Ten Tips for Backyard Habitat
by Michael Pollack
New Jersey Audubon Society
1) Select Wildlife Food Plants: Birds need nuts, berries, buds, catkins, fruits, nectar, and seeds for food. Different plants relinquish them harvest a different times of year. Plants that attract insects attract birds. Each species of butterfly and moth requires a specific food plant on which to lay its eggs and raise its your (caterpillars).
2) Increase Diversity: A diverse habitat is healthy a habitat. Plant a variety of food plants to provide a variety of food throughout the year. You will be rewarded with a variety of wildlife.
3) Reduce Lawns: The North American lawn is the ultimate “monoculture.” Designated specifically to reduce diversity and eliminate “weeds and pests.” Reduce lawn areas to the minimum required for human needs. Lawn provides virtually NO wildlife benefit except to deer and Canada geese.
4) Plant Natives: Plant native trees, shrubs and perennials. It is a fact; native birds and butterflies prefer native plants.
5) Provide Water: Provide water year-round; fresh, moving water if possible for birds to drink. Butterflies require wet soil or sand all summer. Dragonflies, one of one most important control agents, need shallow, fish-free ponds for a portion of the year.
6) Provide Shelter: Utilize evergreen trees and shrubs as much as possible to provide shelter and nesting areas for birds. Be sure shelter is available near any bird feeders.
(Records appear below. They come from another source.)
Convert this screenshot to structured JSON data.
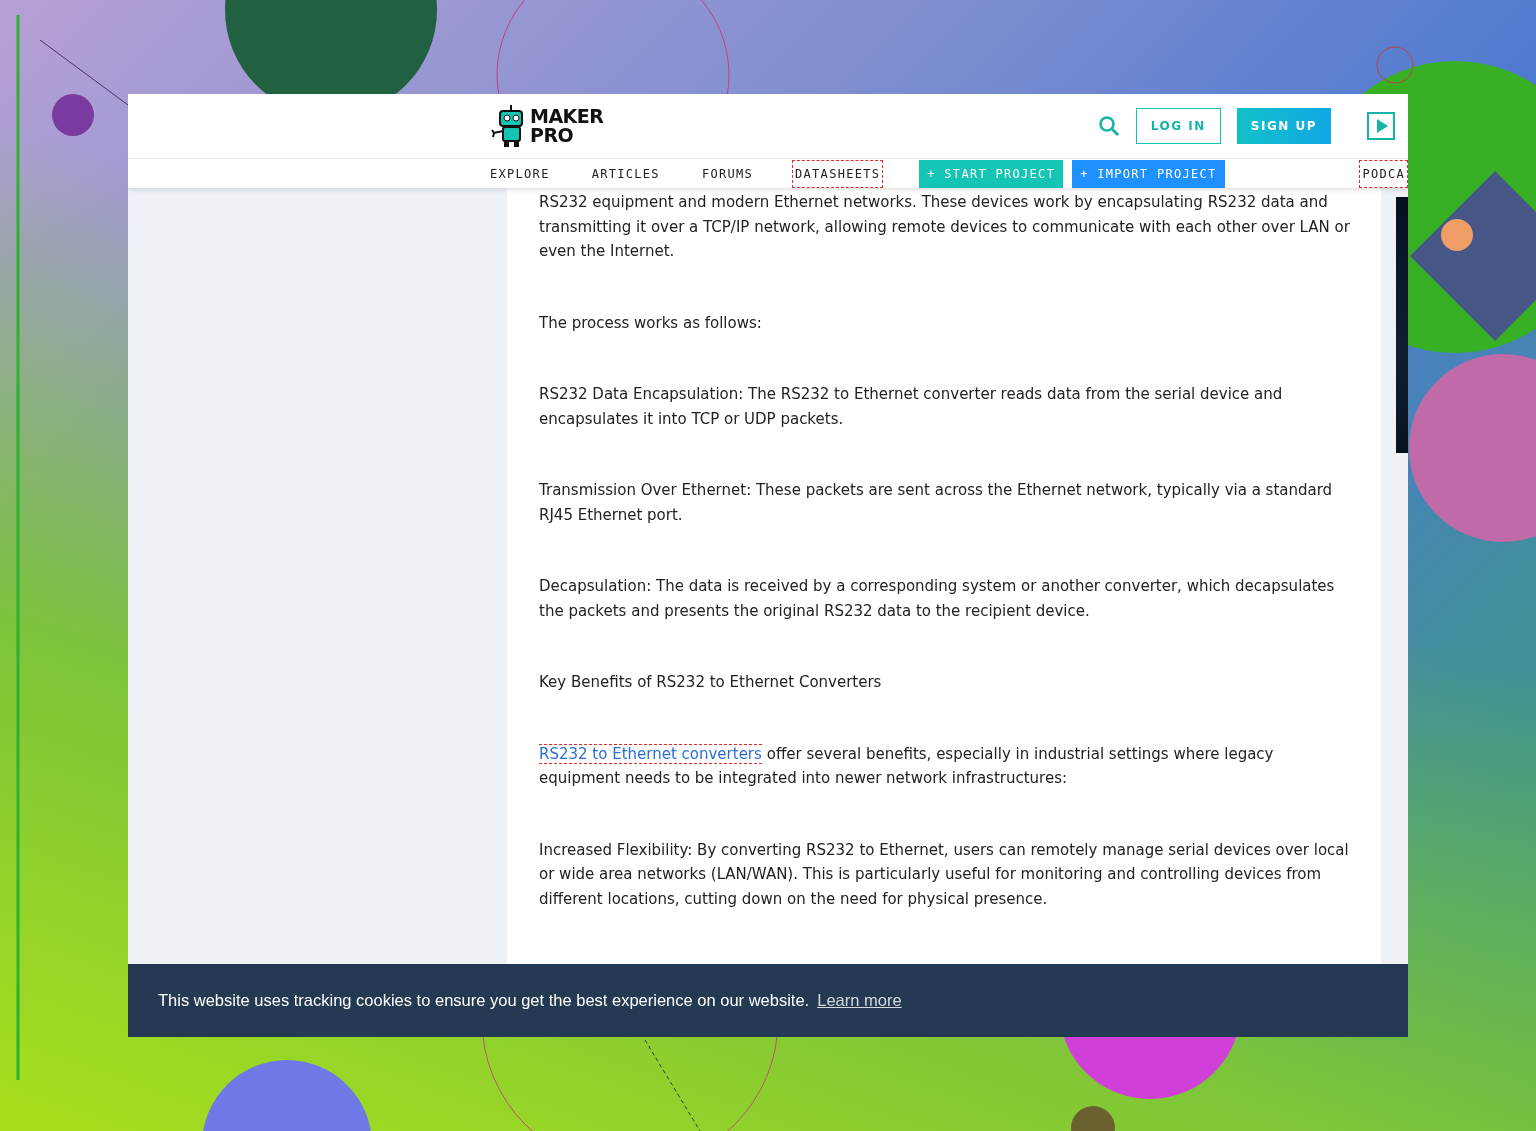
{
  "header": {
    "logo": "MAKER PRO",
    "login": "LOG IN",
    "signup": "SIGN UP"
  },
  "nav": [
    {
      "label": "EXPLORE",
      "kind": "link",
      "outlined": false
    },
    {
      "label": "ARTICLES",
      "kind": "link",
      "outlined": false
    },
    {
      "label": "FORUMS",
      "kind": "link",
      "outlined": false
    },
    {
      "label": "DATASHEETS",
      "kind": "link",
      "outlined": true
    },
    {
      "label": "+ START PROJECT",
      "kind": "start"
    },
    {
      "label": "+ IMPORT PROJECT",
      "kind": "import"
    },
    {
      "label": "PODCA",
      "kind": "link",
      "outlined": true
    }
  ],
  "article": [
    {
      "text": "RS232 equipment and modern Ethernet networks. These devices work by encapsulating RS232 data and transmitting it over a TCP/IP network, allowing remote devices to communicate with each other over LAN or even the Internet."
    },
    {
      "text": "The process works as follows:"
    },
    {
      "text": "RS232 Data Encapsulation: The RS232 to Ethernet converter reads data from the serial device and encapsulates it into TCP or UDP packets."
    },
    {
      "text": "Transmission Over Ethernet: These packets are sent across the Ethernet network, typically via a standard RJ45 Ethernet port."
    },
    {
      "text": "Decapsulation: The data is received by a corresponding system or another converter, which decapsulates the packets and presents the original RS232 data to the recipient device."
    },
    {
      "text": "Key Benefits of RS232 to Ethernet Converters"
    },
    {
      "link": "RS232 to Ethernet converters",
      "link_outlined": true,
      "text": "offer several benefits, especially in industrial settings where legacy equipment needs to be integrated into newer network infrastructures:"
    },
    {
      "text": "Increased Flexibility: By converting RS232 to Ethernet, users can remotely manage serial devices over local or wide area networks (LAN/WAN). This is particularly useful for monitoring and controlling devices from different locations, cutting down on the need for physical presence."
    }
  ],
  "cookie": {
    "text": "This website uses tracking cookies to ensure you get the best experience on our website.",
    "link": "Learn more"
  }
}
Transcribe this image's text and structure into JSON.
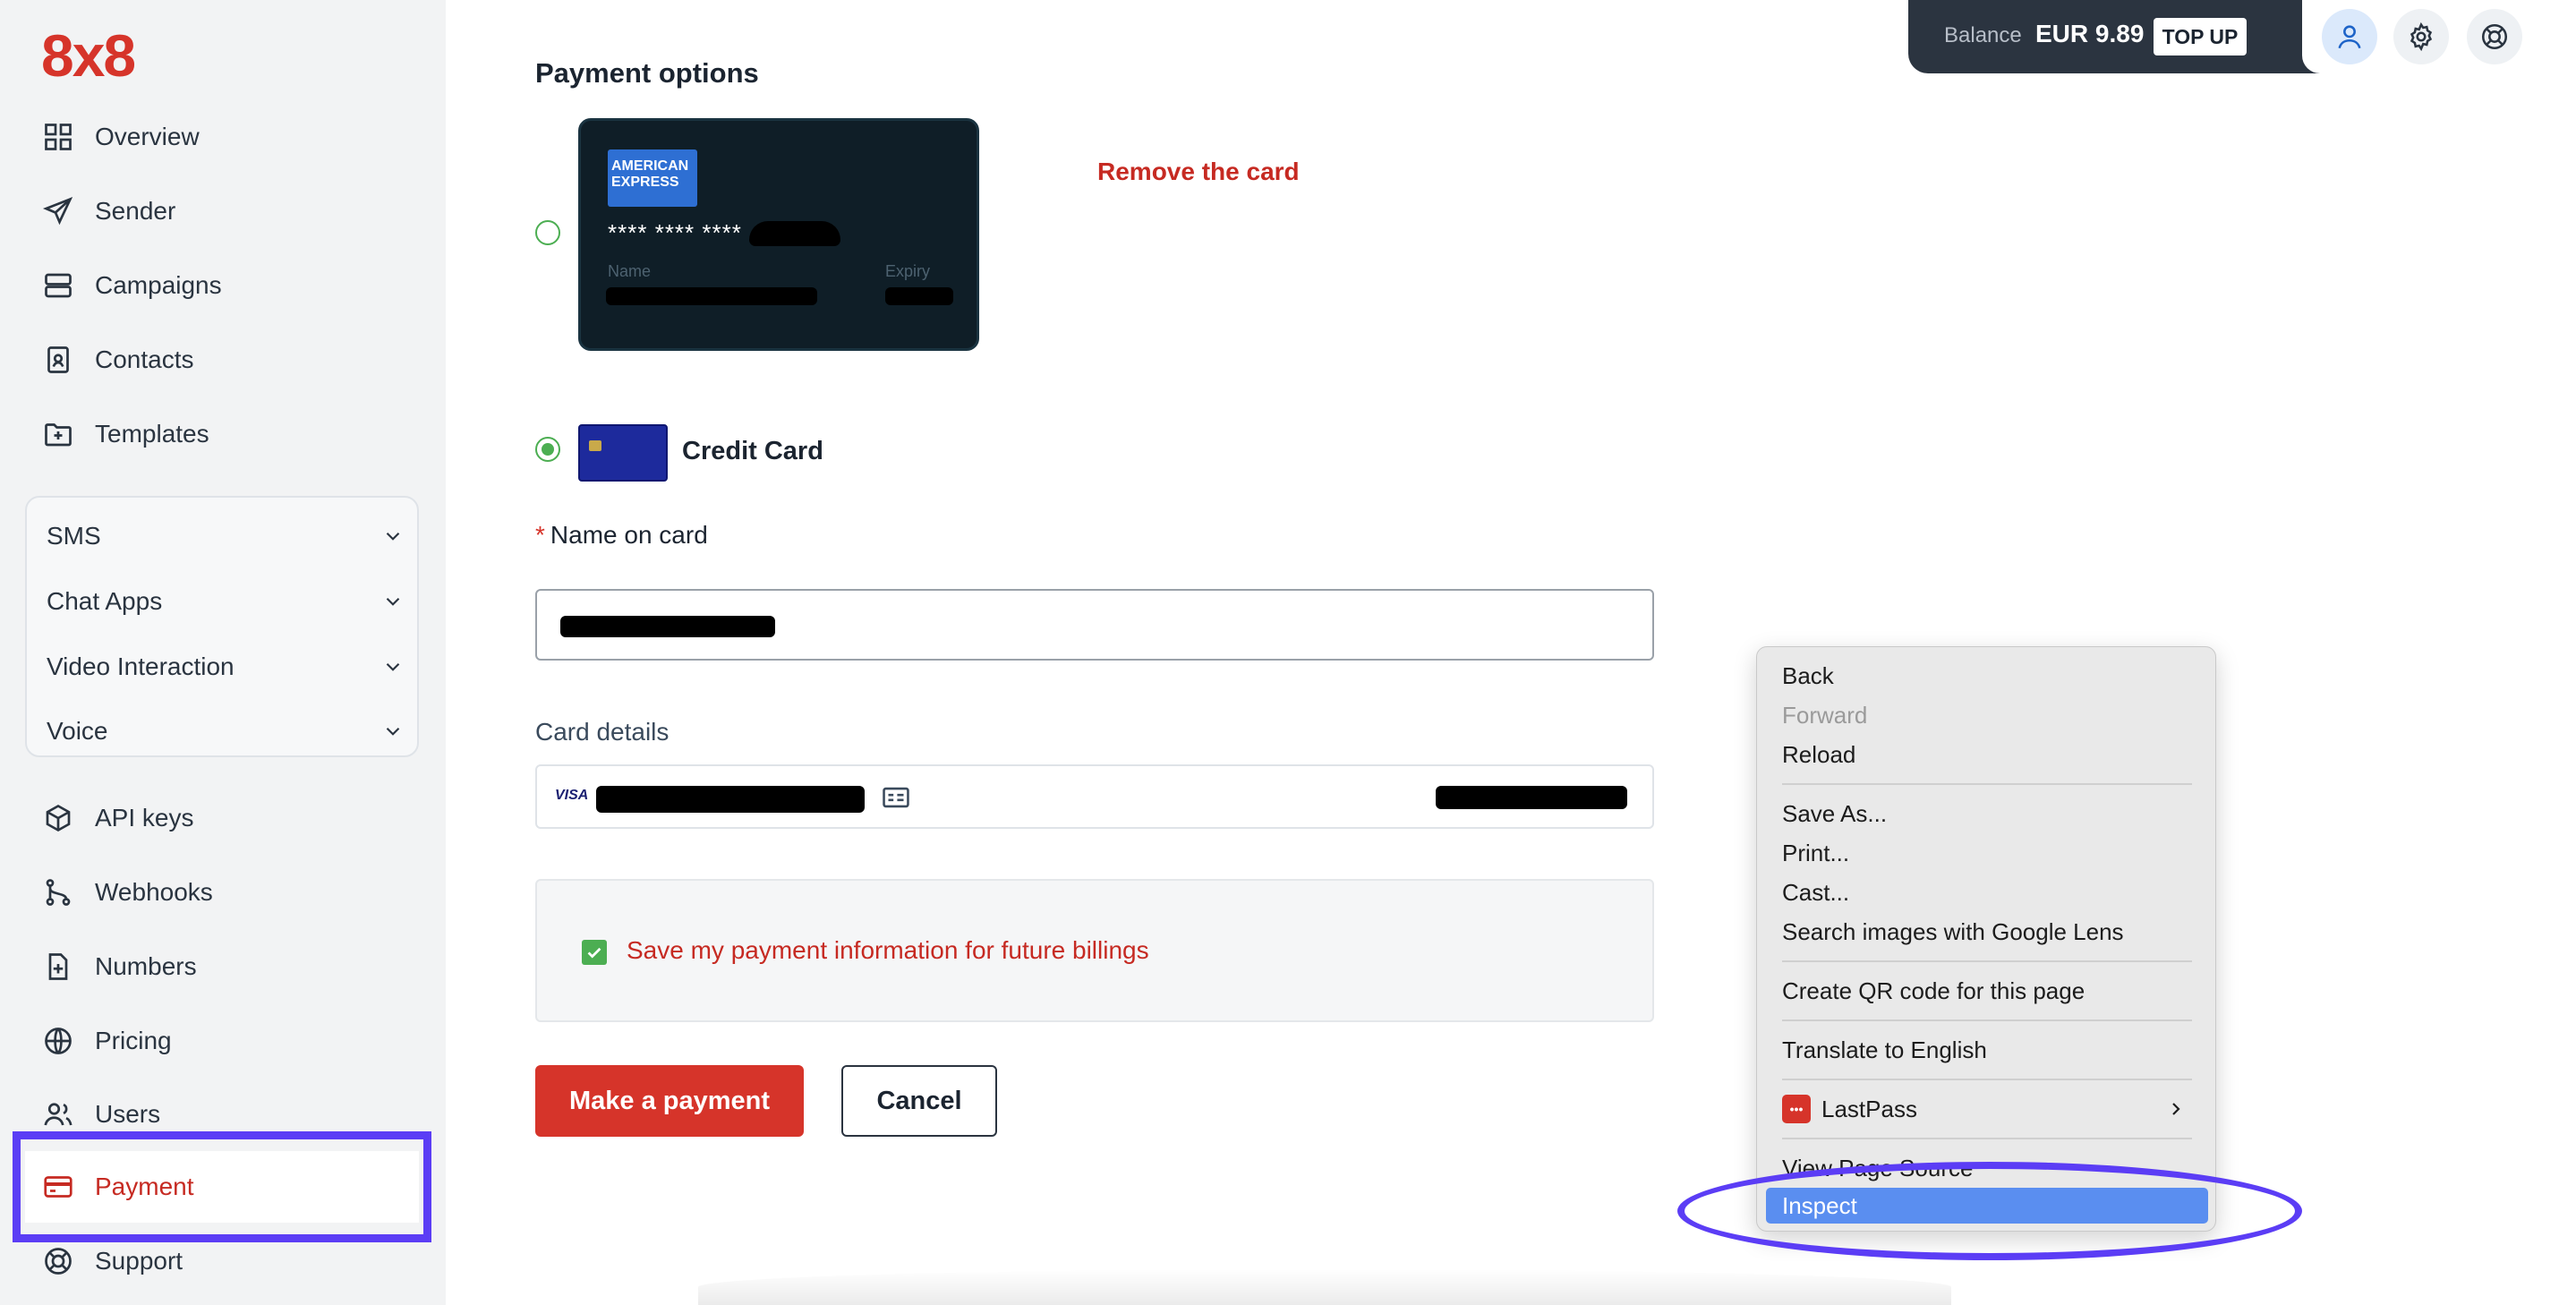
{
  "brand": {
    "logo_text": "8x8",
    "accent": "#d6342a"
  },
  "sidebar": {
    "items": [
      {
        "label": "Overview",
        "icon": "grid-icon"
      },
      {
        "label": "Sender",
        "icon": "send-icon"
      },
      {
        "label": "Campaigns",
        "icon": "campaigns-icon"
      },
      {
        "label": "Contacts",
        "icon": "contacts-icon"
      },
      {
        "label": "Templates",
        "icon": "templates-icon"
      }
    ],
    "groups": [
      {
        "label": "SMS"
      },
      {
        "label": "Chat Apps"
      },
      {
        "label": "Video Interaction"
      },
      {
        "label": "Voice"
      }
    ],
    "bottom_items": [
      {
        "label": "API keys",
        "icon": "cube-icon"
      },
      {
        "label": "Webhooks",
        "icon": "webhooks-icon"
      },
      {
        "label": "Numbers",
        "icon": "numbers-icon"
      },
      {
        "label": "Pricing",
        "icon": "globe-icon"
      },
      {
        "label": "Users",
        "icon": "users-icon"
      },
      {
        "label": "Payment",
        "icon": "credit-card-icon",
        "active": true
      },
      {
        "label": "Support",
        "icon": "lifebuoy-icon"
      }
    ]
  },
  "header": {
    "balance_label": "Balance",
    "balance_value": "EUR 9.89",
    "topup_label": "TOP UP"
  },
  "payment": {
    "title": "Payment options",
    "saved_card": {
      "brand_text": "AMERICAN EXPRESS",
      "number_masked": "**** **** ****",
      "name_label": "Name",
      "expiry_label": "Expiry"
    },
    "remove_card_label": "Remove the card",
    "credit_card_label": "Credit Card",
    "name_on_card_label": "Name on card",
    "required_mark": "*",
    "card_details_label": "Card details",
    "visa_label": "VISA",
    "save_info_label": "Save my payment information for future billings",
    "make_payment_label": "Make a payment",
    "cancel_label": "Cancel"
  },
  "context_menu": {
    "items": [
      {
        "label": "Back"
      },
      {
        "label": "Forward",
        "disabled": true
      },
      {
        "label": "Reload"
      },
      {
        "label": "Save As..."
      },
      {
        "label": "Print..."
      },
      {
        "label": "Cast..."
      },
      {
        "label": "Search images with Google Lens"
      },
      {
        "label": "Create QR code for this page"
      },
      {
        "label": "Translate to English"
      },
      {
        "label": "LastPass"
      },
      {
        "label": "View Page Source"
      },
      {
        "label": "Inspect",
        "highlighted": true
      }
    ]
  },
  "annotation_color": "#5b3df5"
}
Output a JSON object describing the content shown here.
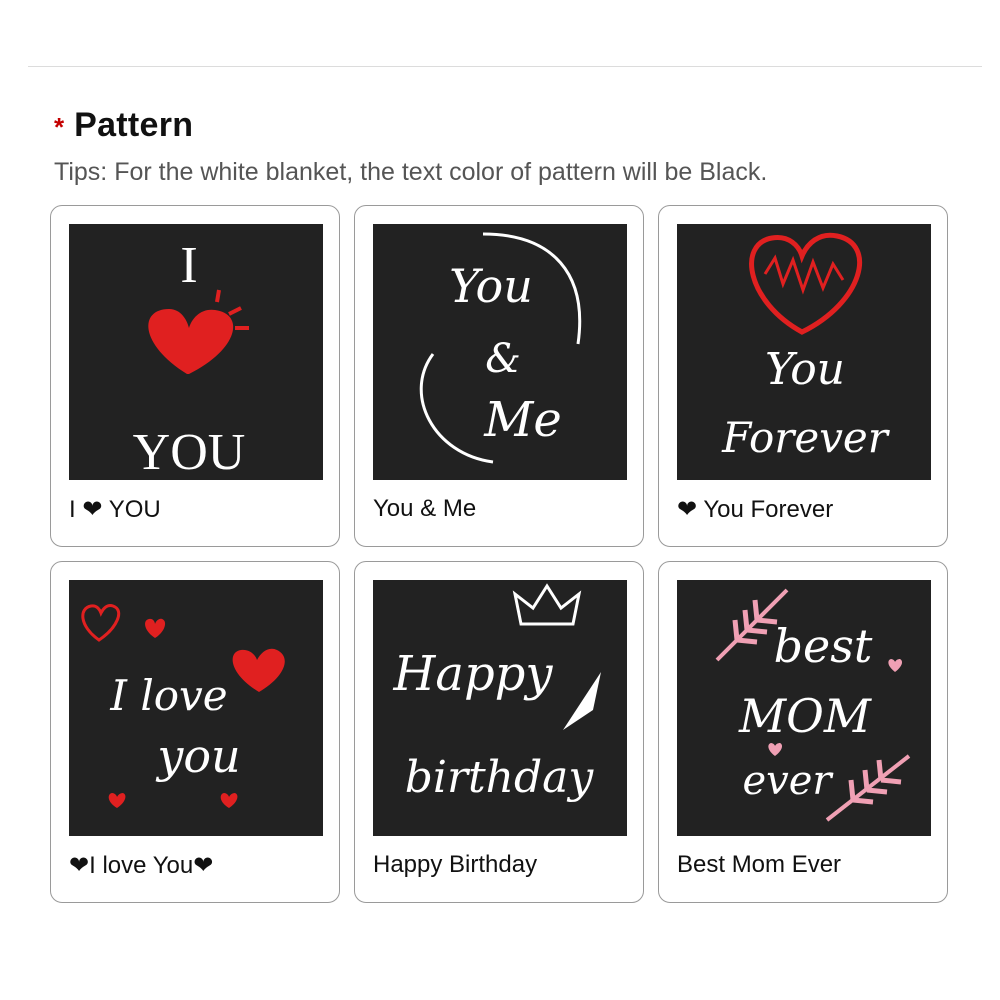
{
  "header": {
    "required_mark": "*",
    "title": "Pattern",
    "tips": "Tips: For the white blanket, the text color of pattern will be Black."
  },
  "patterns": [
    {
      "label_pre": "I ",
      "label_heart": "❤",
      "label_post": " YOU",
      "art_lines": [
        "I",
        "YOU"
      ]
    },
    {
      "label_pre": "You & Me",
      "label_heart": "",
      "label_post": "",
      "art_lines": [
        "You",
        "&",
        "Me"
      ]
    },
    {
      "label_pre": "",
      "label_heart": "❤",
      "label_post": " You Forever",
      "art_lines": [
        "You",
        "Forever"
      ]
    },
    {
      "label_pre": "❤I love You❤",
      "label_heart": "",
      "label_post": "",
      "art_lines": [
        "I love",
        "you"
      ]
    },
    {
      "label_pre": "Happy Birthday",
      "label_heart": "",
      "label_post": "",
      "art_lines": [
        "Happy",
        "birthday"
      ]
    },
    {
      "label_pre": "Best Mom Ever",
      "label_heart": "",
      "label_post": "",
      "art_lines": [
        "best",
        "MOM",
        "ever"
      ]
    }
  ],
  "colors": {
    "accent_red": "#e02020",
    "pink": "#f0a0b4",
    "thumb_bg": "#222222"
  }
}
Supplement live shelter with brush and rock piles that are left undisturbed through the winter.
7) Love Bugs: Avoid use of insecticides, and eliminate or minimize the use of chemicals. Birds, especially our summer residents (neo-tropical migrants), and bats require insect to survive. In turn, they are our best insects controls. Very few insects are pests; learn to embrace our beneficial insects and to tolerate a few of the pest. Butterflies and moths are insects. “Bug lights” kill far more beneficial insects that harmful one.
8) Go Wild: Many “weeds” provide a substantial number of seeds for bird food. This is especially true of the annuals. Let part of your yard simply grow as it wishes and, if touched at all, only remove those non-native plants considered to be “invasive.” While neighbors and municipal authorities may frown on “messy” yards, especially in urban areas, this is a critical part of habitat. Build it in, shield your neighbors view if necessary by surrounding this area with mass of flower or shrubs. And help New Jersey Audubon Society to educate the public and push to overturn restrictive “weed” ordinances.
9) Reduce Fall Cleanup: Avoid fall maintenance of most yard areas; many of our butterflies and moths spend the winter as caterpillars or pupa in leaf litter or attached to “dead” plant materials. Raking leaves and removing flower stalks in the fall kill butterflies and moths.
10) Relax and Enjoy!: The less mowing, weeding, pruning, and fussing with your yard you do, the more wildlife will love it. Use the time you save to watch the butterflies, moths, and birds and other animals you attract. Invite your neighbors over to enjoy them with you-maybe they will follow your lead and develop more backyard habitat.